Mr. Kerry indicated there were some circumstances in which he could imagine sending a representative to talk to North Korean leaders or engaging directly with the North Koreans through a diplomatic back channel. “It may be that somebody will be asked to sit down,” he said. “I am open personally to exploring other avenues; I particularly want to hear what the Chinese have to say,” Mr. Kerry said. “I am not going to be so stuck in the mud that an opportunity to actually get something done is flagrantly wasted. But fundamentally the concept is they’re going to have to show some kind of good faith here so that we are not going around and around,” he said. “They have to indicate that seriousness of purpose to go toward the denuclearization, and there are ways that they can do that.”

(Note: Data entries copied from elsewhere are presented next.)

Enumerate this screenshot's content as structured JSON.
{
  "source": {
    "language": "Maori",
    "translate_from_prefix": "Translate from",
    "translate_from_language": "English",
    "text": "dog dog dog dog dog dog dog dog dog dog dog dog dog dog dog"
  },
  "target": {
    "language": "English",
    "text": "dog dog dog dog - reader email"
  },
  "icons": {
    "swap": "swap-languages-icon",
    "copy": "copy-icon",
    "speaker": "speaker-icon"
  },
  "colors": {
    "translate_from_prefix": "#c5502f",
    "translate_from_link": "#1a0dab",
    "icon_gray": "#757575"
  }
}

Remember that we've always maintained channels in NY and elsewhere. And there have been direct talks with the DPRK via envoys as late as April 7 last year. That's not the same as direct bilateral negotiations. There are enormous diplomatic and political costs to the United States for making this concession unilaterally for obvious reasons. The PRC wants us to negotiate bilaterally with the DPRK because they hope it would lead to a negotiated withdrawal of USFK (it's been their longstanding policy).

William R. Cumming

Thanks Neil! While I am positive I read of the shift as always could be wrong. But fully agree would be a major policy shift and that is why I flagged it.

Of course if President I would send a Nixonian shock to the rest of the 6 power negotiators dealing with N.Korean nuclear issues by stating is was the problem for others and if N. Korea becomes fully ballistic missile capable then we would ensure proper defensive and offensive capability to meet that threat in any nation-state not formally at peace with N.Korea that requested US assistance.

In other words a "ring of fire" around N. Korea!

BTW in nuclear targeting nuclear power stations often a priority target.